Barikatların bir tarafında kadın ve erkek, her yaştan siviller, diğer tarafında hükümet güçleri ve devrim muhafızları. Bir tarafında özgür İran rüyasını görmek isteyenler, diğer tarafında kendilerini kalıcı kılabilmek için her türlü despotizmi halklarına reva görenler.
Basının görev yapamadığı, bilginin saygı görmediği dünyadan kopuk haliyle, dezenformasyonun her türlüsünün yaşandığı bu arazi parçasında oynanan 3 D (devletçilik, darbecilik, devrimcilik) oyununun ne kadar süreceği konusunda kuşkular var.
Artık engeller sınır ötesine de döşenmeye başlandı.
Bunların bir tarafında ABD ve İngiltere var, diğer tarafında ise Rusya’nın da içinde bulunduğu diğer bir blok.

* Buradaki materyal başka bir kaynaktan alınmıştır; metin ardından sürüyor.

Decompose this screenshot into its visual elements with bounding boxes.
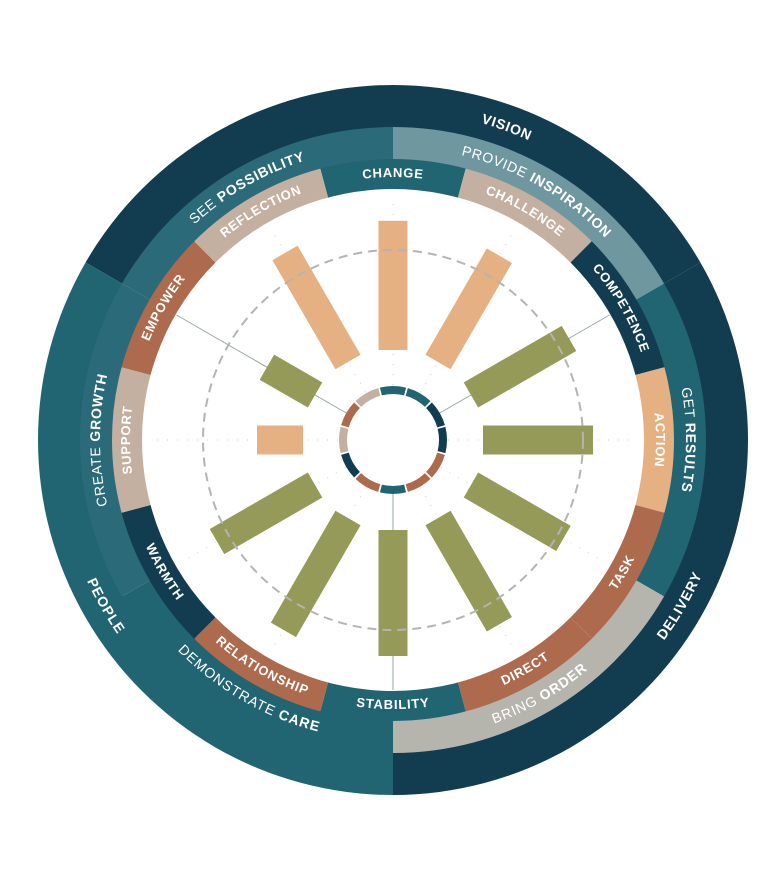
middle-sector-possibility xyxy=(121,127,393,300)
hub-segment xyxy=(339,426,349,454)
middle-sector-care xyxy=(121,580,393,753)
bar-direct xyxy=(425,510,512,632)
inner-sector-task xyxy=(569,504,665,639)
hub-segment xyxy=(341,402,360,428)
bar-challenge xyxy=(425,248,512,370)
inner-label-support: SUPPORT xyxy=(118,405,135,475)
bar-reflection xyxy=(272,245,361,370)
hub-segment xyxy=(355,473,381,492)
hub-segment xyxy=(426,452,445,478)
bar-action xyxy=(483,425,593,455)
hub-segment xyxy=(341,452,360,478)
bar-change xyxy=(378,220,408,350)
hub-segment xyxy=(437,426,447,454)
hub-segment xyxy=(405,473,431,492)
bar-support xyxy=(257,425,303,455)
bar-task xyxy=(463,472,571,551)
hub-segment xyxy=(405,388,431,407)
chart-hub xyxy=(339,386,447,494)
inner-sector-stability xyxy=(320,681,466,721)
ring-label: STABILITY xyxy=(356,695,431,712)
inner-sector-relationship xyxy=(194,616,329,712)
bar-relationship xyxy=(270,510,361,638)
chart-bars xyxy=(202,220,593,656)
inner-sector-challenge xyxy=(457,168,592,264)
outer-sector-people xyxy=(37,262,393,795)
inner-sector-warmth xyxy=(121,504,217,639)
bar-stability xyxy=(378,530,408,656)
bar-warmth xyxy=(209,472,323,555)
inner-sector-empower xyxy=(121,241,217,376)
outer-sector-vision xyxy=(85,85,701,284)
hub-segment xyxy=(355,388,381,407)
inner-sector-support xyxy=(111,367,152,513)
ring-label: SUPPORT xyxy=(118,405,135,475)
inner-label-stability: STABILITY xyxy=(356,695,431,712)
inner-label-change: CHANGE xyxy=(362,165,425,182)
middle-ring xyxy=(79,127,706,753)
bar-empower xyxy=(259,354,323,408)
inner-sector-change xyxy=(320,159,466,199)
inner-sector-competence xyxy=(569,241,665,376)
hub-segment xyxy=(379,484,407,494)
hub-segment xyxy=(426,402,445,428)
ring-label: ACTION xyxy=(651,412,667,468)
middle-sector-order xyxy=(393,580,665,753)
middle-label-results: RESULTS xyxy=(679,422,700,494)
reference-circle xyxy=(202,249,584,631)
outer-sector-delivery xyxy=(393,262,748,795)
hub-center xyxy=(349,396,437,484)
inner-ring xyxy=(111,159,674,721)
sector-divider xyxy=(176,314,350,416)
inner-sector-reflection xyxy=(194,168,329,264)
middle-label-prefix: GET xyxy=(679,386,699,423)
middle-sector-growth xyxy=(79,283,151,597)
outer-ring xyxy=(37,85,748,795)
inner-label-action: ACTION xyxy=(651,412,667,468)
inner-sector-action xyxy=(634,367,674,513)
hub-segment xyxy=(379,386,407,396)
inner-sector-direct xyxy=(457,616,592,712)
ring-label: GET RESULTS xyxy=(679,386,700,494)
bar-competence xyxy=(463,325,577,408)
ring-label: CHANGE xyxy=(362,165,425,182)
middle-sector-results xyxy=(635,283,706,597)
middle-sector-inspiration xyxy=(393,127,665,300)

Söz konusu bloklar barikatların nasıl şekillendirildiğine ilişkin bilgi verebiliyor. Kimine göre İran’da, Rusya eksenli olduğu iddia edilen rejim hile yaparak da olsa kazandı. Nitekim seçimlerden hemen sonra, olayları İran’ın iç meselesi sayan Rus Devlet Başkanı Medvedey, Ahmedinejad’ı Kremlin’de çok sıcak bir şekilde karşıladı.
Neden?
Çünkü Rusya’ya göre İran, ABD’nin Ortadoğu’da varmak istediği amaçları güçleştiriyordu. Öte yandan Rus mallarının, özellikle silahlarının da en büyük müşterisiydi.

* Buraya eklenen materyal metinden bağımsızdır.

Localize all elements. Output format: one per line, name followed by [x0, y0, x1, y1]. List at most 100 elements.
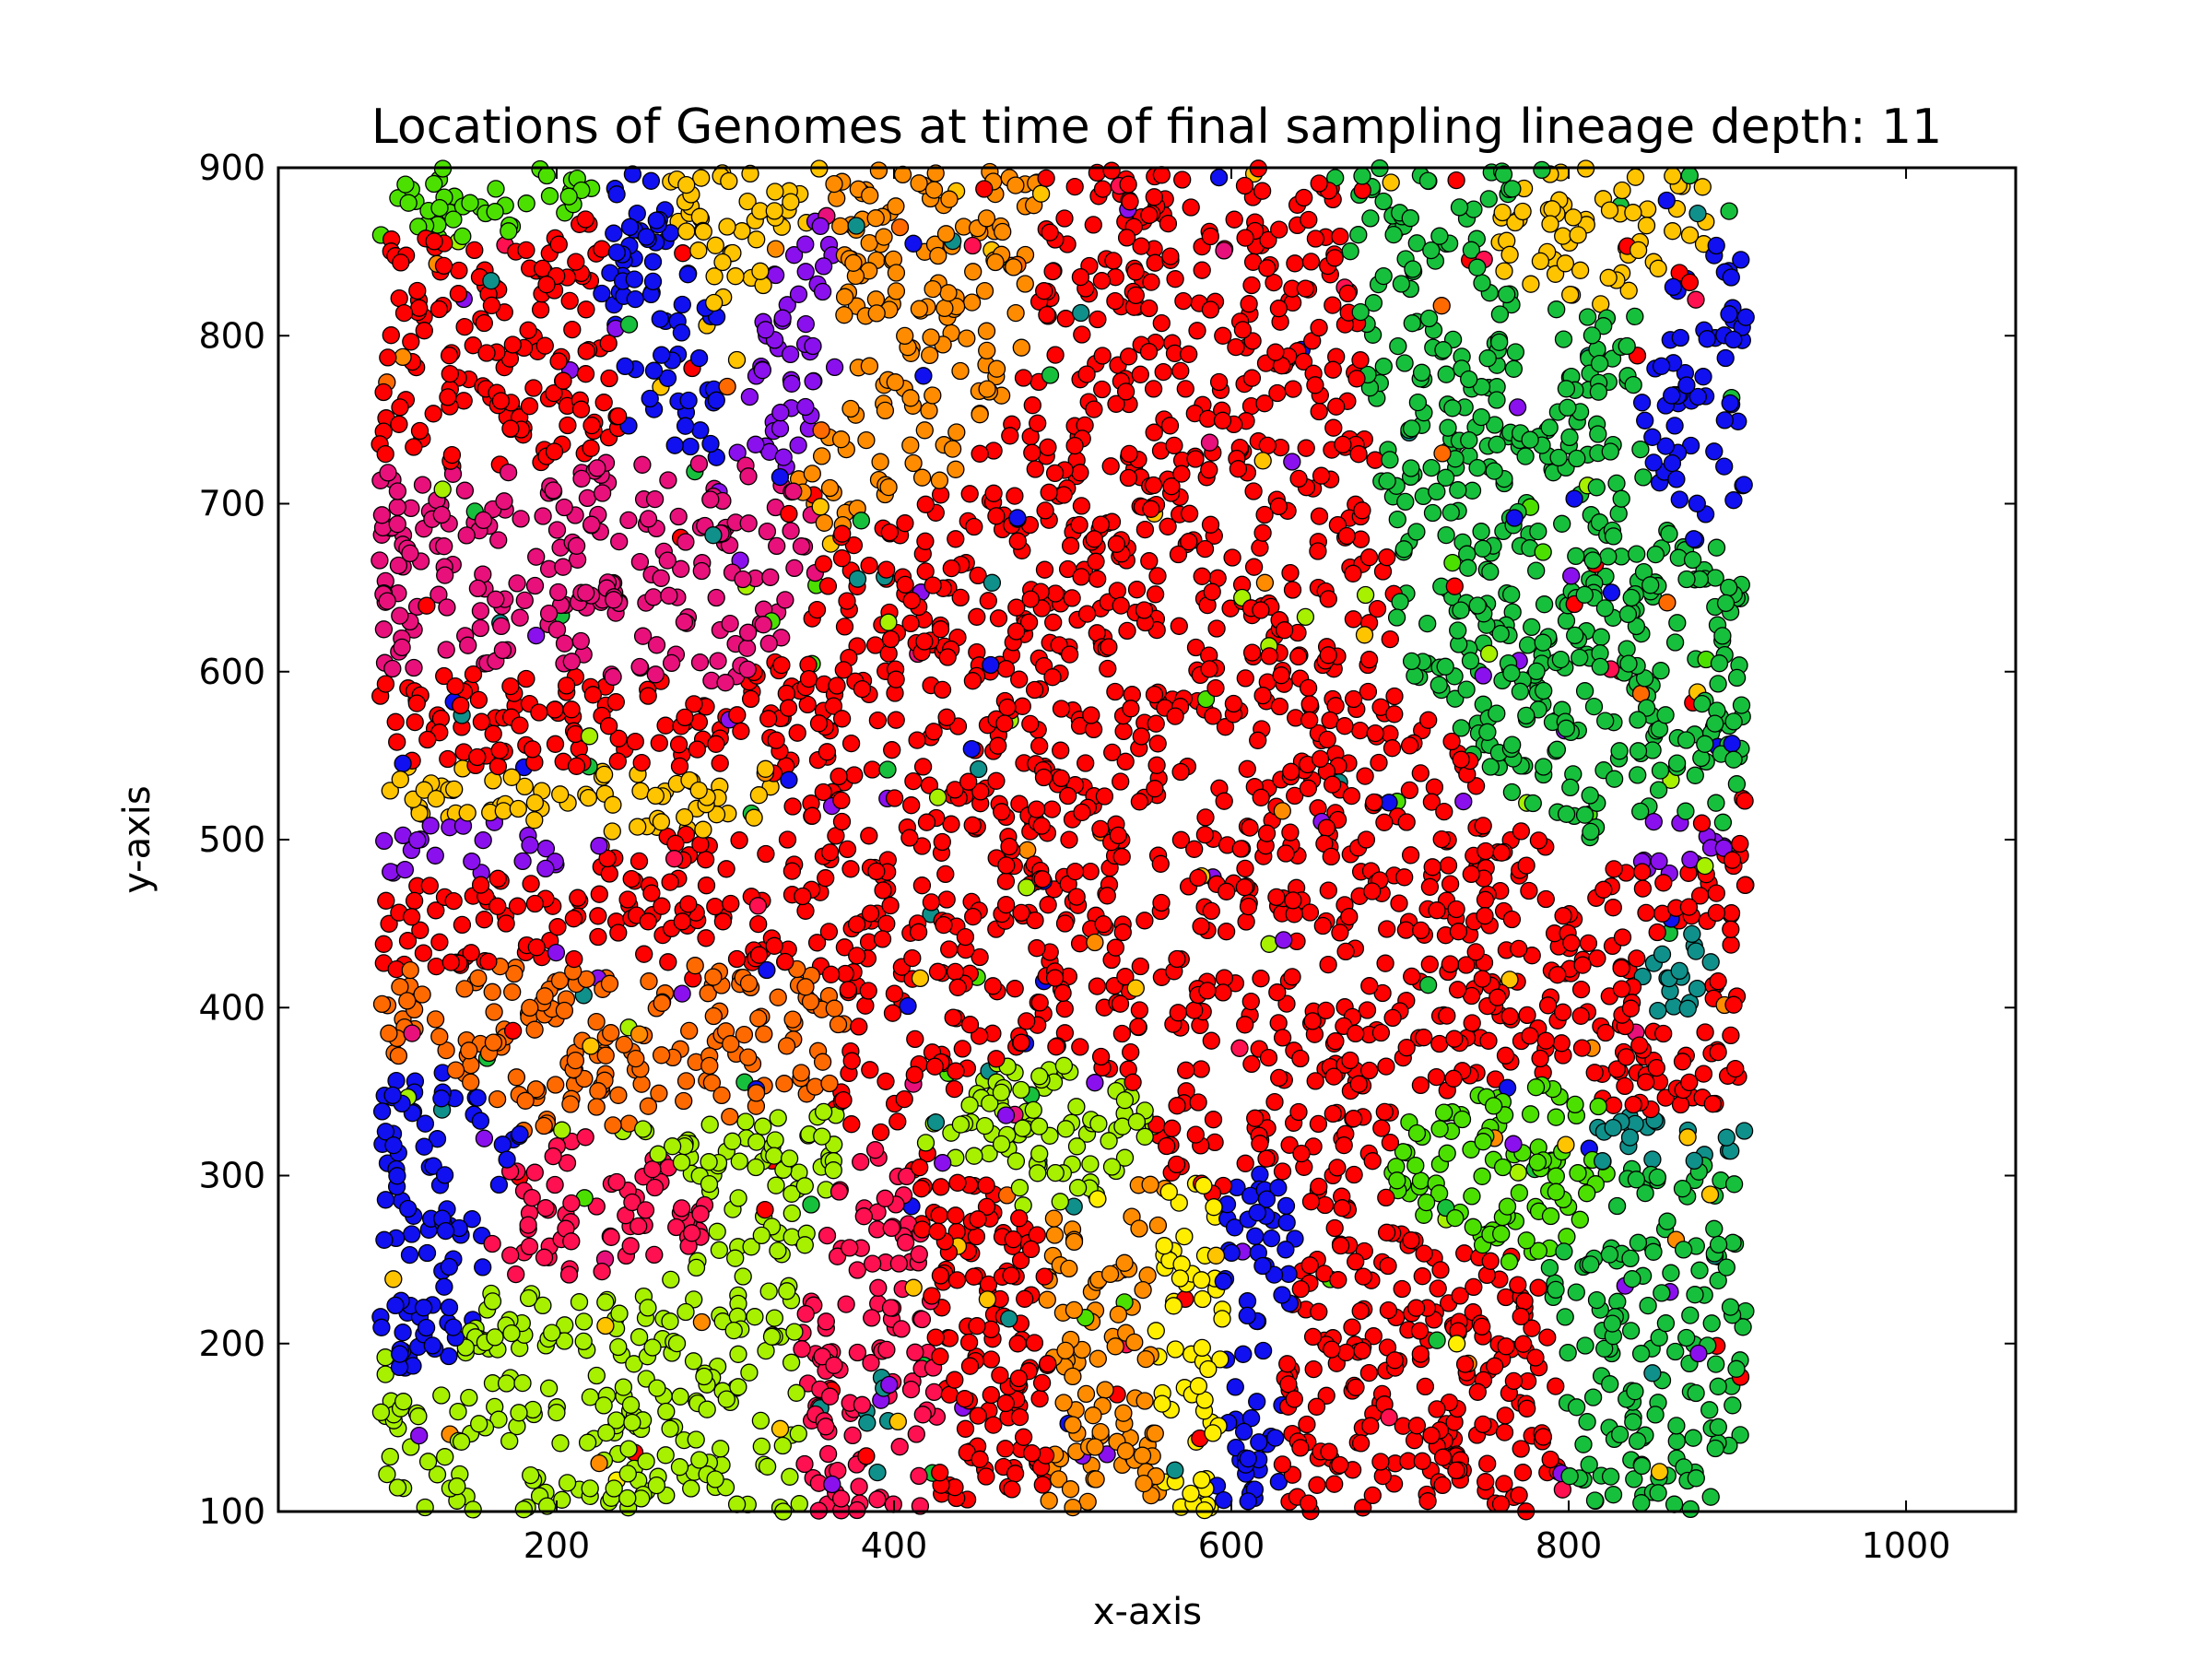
data-point: [643, 1160, 662, 1179]
data-point: [1223, 548, 1241, 567]
data-point: [633, 455, 652, 474]
data-point: [593, 1262, 611, 1281]
data-point: [376, 1348, 394, 1367]
data-point: [1506, 343, 1525, 361]
data-point: [914, 367, 933, 385]
data-point: [1468, 258, 1487, 276]
data-point: [1694, 1065, 1713, 1083]
data-point: [490, 741, 509, 759]
data-point: [1144, 476, 1163, 495]
data-point: [969, 1406, 987, 1425]
data-point: [1309, 1114, 1328, 1134]
data-point: [1084, 216, 1102, 234]
data-point: [789, 1424, 807, 1443]
data-point: [1680, 1073, 1699, 1092]
data-point: [661, 873, 679, 891]
data-point: [1436, 468, 1455, 487]
data-point: [1724, 1175, 1744, 1194]
data-point: [1366, 724, 1384, 743]
data-point: [1155, 1237, 1173, 1255]
data-point: [1432, 297, 1451, 315]
data-point: [776, 952, 794, 971]
data-point: [1205, 1198, 1223, 1217]
data-point: [765, 1147, 783, 1165]
data-point: [811, 498, 830, 516]
data-point: [1268, 983, 1287, 1002]
data-point: [984, 484, 1003, 502]
data-point: [1300, 903, 1320, 922]
data-point: [415, 1137, 433, 1156]
data-point: [977, 1467, 995, 1486]
data-point: [1502, 782, 1522, 802]
data-point: [522, 1465, 540, 1485]
data-point: [847, 217, 865, 235]
data-point: [899, 996, 917, 1016]
data-point: [1012, 1033, 1030, 1052]
data-point: [1275, 931, 1293, 949]
data-point: [1052, 700, 1071, 718]
data-point: [1637, 903, 1655, 923]
data-point: [1735, 1122, 1754, 1140]
data-point: [1680, 166, 1699, 185]
data-point: [1112, 1024, 1132, 1043]
data-point: [608, 752, 627, 771]
data-point: [1626, 1382, 1644, 1401]
data-point: [604, 795, 622, 814]
data-point: [922, 328, 940, 347]
data-point: [1312, 466, 1331, 485]
data-point: [1119, 468, 1138, 488]
data-point: [1601, 1375, 1619, 1394]
data-point: [975, 281, 994, 300]
data-point: [906, 1030, 924, 1049]
data-point: [861, 186, 879, 205]
data-point: [1656, 706, 1675, 724]
data-point: [388, 515, 406, 534]
data-point: [844, 253, 863, 272]
data-point: [461, 194, 479, 212]
data-point: [1628, 1431, 1647, 1451]
data-point: [925, 1057, 944, 1076]
data-point: [1202, 1031, 1220, 1050]
data-point: [1713, 627, 1732, 645]
data-point: [405, 658, 423, 677]
data-point: [1496, 1046, 1515, 1065]
data-point: [1222, 1243, 1241, 1263]
data-point: [398, 932, 418, 950]
data-point: [1404, 260, 1422, 278]
data-point: [694, 820, 712, 839]
data-point: [1177, 1061, 1195, 1079]
data-point: [1520, 881, 1538, 900]
data-point: [547, 1076, 565, 1094]
data-point: [727, 350, 747, 370]
data-point: [1459, 559, 1477, 577]
data-point: [1584, 697, 1604, 716]
data-point: [1632, 1456, 1652, 1476]
data-point: [818, 743, 837, 761]
data-point: [979, 592, 997, 610]
data-point: [609, 729, 628, 747]
data-point: [403, 1225, 421, 1243]
data-point: [1072, 568, 1090, 586]
data-point: [1146, 253, 1164, 272]
data-point: [781, 345, 800, 364]
data-point: [767, 1176, 785, 1194]
data-point: [1716, 348, 1735, 368]
data-point: [394, 347, 412, 367]
data-point: [796, 263, 815, 281]
data-point: [382, 863, 400, 881]
data-point: [1643, 428, 1662, 446]
data-point: [1182, 198, 1200, 217]
data-point: [1692, 814, 1712, 832]
data-point: [1531, 252, 1550, 271]
data-point: [1279, 1375, 1298, 1394]
data-point: [1326, 1032, 1345, 1051]
data-point: [1618, 640, 1636, 658]
data-point: [1664, 222, 1682, 241]
data-point: [1636, 1073, 1655, 1091]
data-point: [1239, 1492, 1257, 1511]
data-point: [812, 447, 831, 465]
data-point: [607, 185, 626, 204]
data-point: [1491, 1495, 1511, 1513]
data-point: [1565, 489, 1583, 508]
data-point: [751, 262, 770, 280]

Ama The Wall Street Journal gazetesinde yer alan haber yoruma göre, Türkiye’nin İran’ı desteklemede hiçbir mazereti yoktu. Cumhurbaşkanı Gül ve Başbakan Erdoğan’ın, sandıkların kapanıp oyların sayılmasından birkaç gün sonra, söz konusu habere göre, yapılan gösterileri göz ardı edip Ahmedinejad’ı kutlamaları, Batı ile ilişkileri köklü ve geleneksel olan Türkiye’nin, Hamas ile ilişkilerinin yanı sıra, yine gazeteye göre İran’ı destekler nitelikli bu hareketi Batı’da daha derinden yorumlanmaya başlanacak.
Bu yorumların akabinde Müslüman dünyanın tek demokrasisi olan Türkiye’nin barikatın hangi yönünde yer alacağına ilişkin olarak mutlaka değerlendirmeler yapılacak ve ülkenin herhangi bir yönü seçme şansı olup olmadığı sınırları dışında sorgulanacaktır.
Gereğinin ise bahse konu yorumlamalar, değerlendirmeler ve sorgulamalardan hemen sonra yerine getirileceği konusunda ise hiç kimsenin kuşkusu olmayacaktır.
Öte yandan Batı dünyası tarafından, Rusya-İran ve Avrasya eksenli politikaların, Batı eksenli siyaset ile nasıl örtüşeceği sorusu sıkça sorulacağı için, Doğu ile Batı arasında bir köprü niteliğindeki yapısı gereği Türkiye’nin, bu soruya vereceği cevap üzerinde çok düşünmesi gerekecek.